What is YAML to JSON Converter?

YAML to JSON Converter turns YAML documents into equivalent JSON structures instantly. It handles anchors, aliases, multi-line strings, nested maps, and sequences, so you can convert Kubernetes configs, CI/CD pipelines, or other YAML data into JSON for APIs and code.

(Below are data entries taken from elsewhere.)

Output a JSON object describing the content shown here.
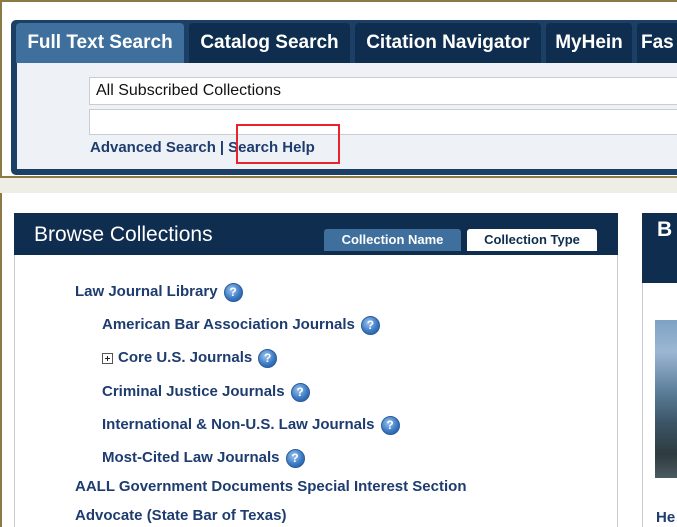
{
  "search": {
    "tabs": [
      "Full Text Search",
      "Catalog Search",
      "Citation Navigator",
      "MyHein",
      "Fas"
    ],
    "collection_value": "All Subscribed Collections",
    "query_value": "",
    "advanced_link": "Advanced Search",
    "separator": "|",
    "help_link": "Search Help"
  },
  "browse": {
    "title": "Browse Collections",
    "tabs": [
      "Collection Name",
      "Collection Type"
    ],
    "items": [
      "Law Journal Library",
      "American Bar Association Journals",
      "Core U.S. Journals",
      "Criminal Justice Journals",
      "International & Non-U.S. Law Journals",
      "Most-Cited Law Journals",
      "AALL Government Documents Special Interest Section",
      "Advocate (State Bar of Texas)"
    ]
  },
  "side": {
    "title": "B",
    "text": "He"
  },
  "icons": {
    "help": "help-question-icon",
    "expand": "plus-box-icon"
  },
  "colors": {
    "navy": "#0f2d4f",
    "active_tab": "#3e6f9d",
    "link": "#1e3c6f",
    "highlight": "#e8232a"
  }
}
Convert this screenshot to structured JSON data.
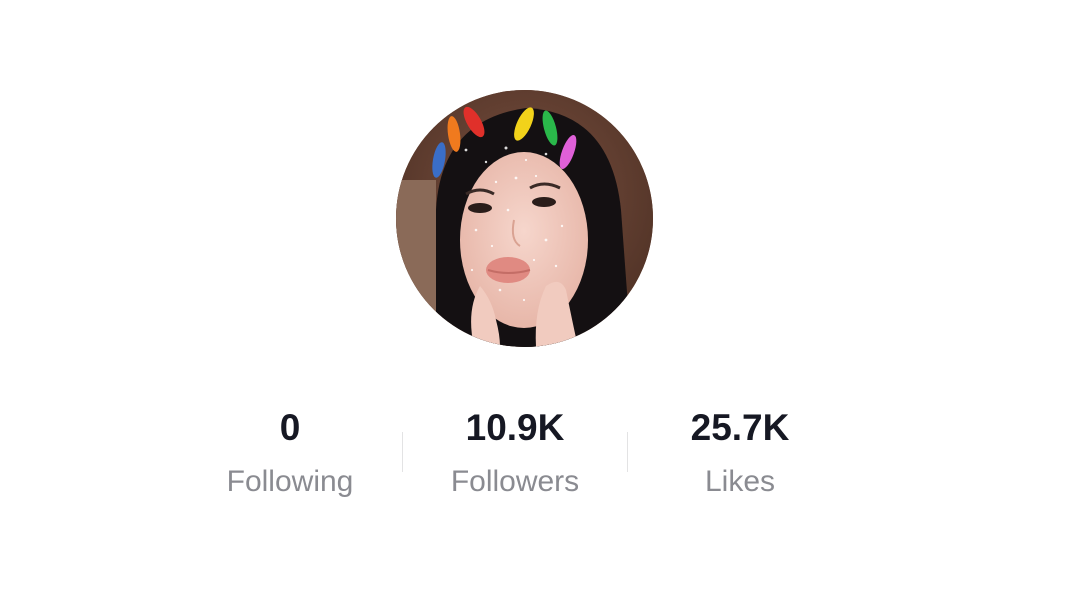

Built on js-yaml, the converter understands YAML 1.2 features that catch many simple converters out: anchors and aliases (&ref / *ref), multi-line block strings (|, >), explicit type tags, and the boolean variants like yes/no/on/off. A reverse mode lets you go back from JSON to YAML, preserving structure while collapsing arrays of scalars onto one line where it reads better.

How to use

  1. Step 1 — Paste YAML content or upload a .yml/.yaml file. Syntax errors are highlighted with line numbers for quick fixes.
  2. Step 2 — View the converted JSON output with configurable indentation: 2 spaces, 4 spaces, tabs, or compact.
  3. Step 3 — Copy the JSON or download it as a .json file. Use the reverse mode to convert JSON back to YAML.

When to use

  • Translating a Kubernetes manifest or Helm values file to JSON for a custom validator script.
  • Feeding GitHub Actions or GitLab CI config into a tool that only accepts JSON pipelines.
  • Switching docker-compose.yml between YAML and JSON forms while debugging Compose schema errors.

Result

You need to convert a docker-compose.yml to JSON for a deployment API. Paste the YAML with its services, volumes, and network definitions, and you get valid JSON the API accepts, with every nested structure and array intact.

FAQ

Does the converter handle YAML anchors and aliases (& and *)?
Yes. js-yaml resolves anchors during parsing, so the output JSON contains the expanded values instead of the reference syntax. If two keys shared an anchor in YAML, they each get their own copy of the data in the JSON output.
Why does my YAML boolean (yes / no) come out as a string in some tools?
YAML 1.1 treated yes/no/on/off as booleans, but YAML 1.2 only recognises true/false. This converter follows YAML 1.2, so yes/no stay strings unless you quote them as booleans explicitly. That's why Norway and other gotchas usually disappear here.
Can I convert JSON back to YAML?
Yes. Flip the reverse toggle and the input becomes JSON, the output YAML. The dumper preserves nested objects and arrays, and large keys with newlines render as block scalars (|) so they stay readable.
How are dates and timestamps handled?
YAML date and timestamp literals become ISO 8601 strings in JSON (since JSON has no native date type). Round-tripping through the reverse mode keeps them as strings rather than restoring the implicit YAML date type, which is the safer default.
What's the indent option for, and which should I pick?
2 spaces is the de facto standard for JavaScript and most APIs. 4 spaces matches Python's PEP 8 if you'll embed the result in a .py file. Compact (0) gives single-line output ideal for HTTP request bodies or copying into a curl command. Tab indents JSON with a real tab character, handy for Go or Makefiles; YAML can't use tabs, so reverse mode falls back to 2 spaces.